The six were picked up on Thursday morning after urging people to blockade the Utrechtsebaan in The Hague on Saturday afternoon. They were released on Thursday afternoon but banned from approaching the A12 thoroughfare.
The public prosecution department has described the arrests as justified because the planned action would be both dangerous and disruptive.
But some MPs say the decision is undemocratic and conflicts with the approach taken towards farmers who blocked dozens of roads with their tractors. In addition, they say, the arrests were made before anything had taken place.
‘The right to demonstrate is at risk,’ Christine Teunissen, leader of the pro animal PvdD told NOS radio.
Meanwhile, an Extinction Rebellion activist who was arrested a week ago on incitement charges after encouraging people to block the road last week, has also been banned from the Utrechtsebaan on Saturday.
A court in The Hague said on Friday that the ban should remain in force until his actual case his heard next week.
‘You are free to make your opinions clear on the Malieveld or in the centre of The Hague,’ the judge said.
Demonstration
The FNV trade union, Greenpeace Nederland, Milieudefensie and six other organisations have also said they now intend to take part in Saturday’s protest.
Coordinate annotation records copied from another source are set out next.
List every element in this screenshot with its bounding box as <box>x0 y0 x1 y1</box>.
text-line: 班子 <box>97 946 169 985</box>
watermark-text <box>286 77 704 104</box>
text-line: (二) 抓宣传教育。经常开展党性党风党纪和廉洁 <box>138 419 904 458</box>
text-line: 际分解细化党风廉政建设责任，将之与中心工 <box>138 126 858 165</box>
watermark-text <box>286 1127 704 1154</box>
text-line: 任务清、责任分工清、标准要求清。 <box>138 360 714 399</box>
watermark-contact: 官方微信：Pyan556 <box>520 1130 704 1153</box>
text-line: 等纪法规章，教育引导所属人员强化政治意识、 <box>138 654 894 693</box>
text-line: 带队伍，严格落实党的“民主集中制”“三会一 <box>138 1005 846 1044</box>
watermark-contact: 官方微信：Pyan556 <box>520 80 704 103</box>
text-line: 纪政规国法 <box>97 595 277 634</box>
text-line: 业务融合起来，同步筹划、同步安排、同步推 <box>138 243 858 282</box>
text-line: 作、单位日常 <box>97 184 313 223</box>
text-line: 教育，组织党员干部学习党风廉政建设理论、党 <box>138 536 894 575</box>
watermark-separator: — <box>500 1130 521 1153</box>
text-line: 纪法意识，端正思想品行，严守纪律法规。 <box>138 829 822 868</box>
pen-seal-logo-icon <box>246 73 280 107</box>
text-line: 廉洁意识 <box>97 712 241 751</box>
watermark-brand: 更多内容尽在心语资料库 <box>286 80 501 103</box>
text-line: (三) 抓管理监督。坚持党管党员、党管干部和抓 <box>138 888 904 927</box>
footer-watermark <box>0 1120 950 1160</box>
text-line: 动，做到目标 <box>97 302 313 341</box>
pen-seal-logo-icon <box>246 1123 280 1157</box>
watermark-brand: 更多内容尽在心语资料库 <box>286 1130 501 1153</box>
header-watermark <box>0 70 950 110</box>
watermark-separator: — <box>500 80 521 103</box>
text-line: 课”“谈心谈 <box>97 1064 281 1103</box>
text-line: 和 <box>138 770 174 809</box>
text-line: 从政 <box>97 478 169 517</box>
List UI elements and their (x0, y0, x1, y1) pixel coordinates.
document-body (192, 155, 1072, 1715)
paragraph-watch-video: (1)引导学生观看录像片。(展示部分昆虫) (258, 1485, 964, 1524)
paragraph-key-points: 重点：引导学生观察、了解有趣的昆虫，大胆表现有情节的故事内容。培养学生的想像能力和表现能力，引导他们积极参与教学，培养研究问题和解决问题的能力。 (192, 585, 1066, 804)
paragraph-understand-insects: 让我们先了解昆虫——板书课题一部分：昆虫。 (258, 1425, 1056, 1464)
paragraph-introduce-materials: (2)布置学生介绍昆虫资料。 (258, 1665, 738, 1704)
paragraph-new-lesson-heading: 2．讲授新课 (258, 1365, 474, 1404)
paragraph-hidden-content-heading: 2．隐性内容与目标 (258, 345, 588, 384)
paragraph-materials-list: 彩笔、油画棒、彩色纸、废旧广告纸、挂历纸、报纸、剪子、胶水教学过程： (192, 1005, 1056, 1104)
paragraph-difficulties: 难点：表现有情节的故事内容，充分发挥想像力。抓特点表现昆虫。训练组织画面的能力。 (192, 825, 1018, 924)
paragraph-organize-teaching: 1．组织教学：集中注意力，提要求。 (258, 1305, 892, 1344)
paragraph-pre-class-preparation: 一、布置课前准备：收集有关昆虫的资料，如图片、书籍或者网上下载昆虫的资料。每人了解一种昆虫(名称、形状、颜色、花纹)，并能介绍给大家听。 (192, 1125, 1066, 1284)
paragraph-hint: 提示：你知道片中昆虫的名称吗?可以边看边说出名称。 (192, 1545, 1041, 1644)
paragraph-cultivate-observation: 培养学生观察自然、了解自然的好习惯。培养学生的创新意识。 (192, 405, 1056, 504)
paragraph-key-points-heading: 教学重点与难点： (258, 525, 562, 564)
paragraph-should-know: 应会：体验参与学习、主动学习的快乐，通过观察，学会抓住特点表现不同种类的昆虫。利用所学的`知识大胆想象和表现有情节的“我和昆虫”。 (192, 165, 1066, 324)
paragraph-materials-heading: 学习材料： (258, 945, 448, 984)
They too argue that farmers were given an easier time by police and the public prosecutor than climate activists.
The seven activists’ lawyer Willem Jebbink told the Volkskrant on Friday that his clients were being stopped from exercising in their democratic right to demonstrate.
‘On July 27, when the farmers took action in lost of places, the police told them after a discussion they could demonstrate as long as it was not for more than two hours,’ he said. ‘If climate activists are not shown the same level of tolerance, then you really are talking about unequal treatment.’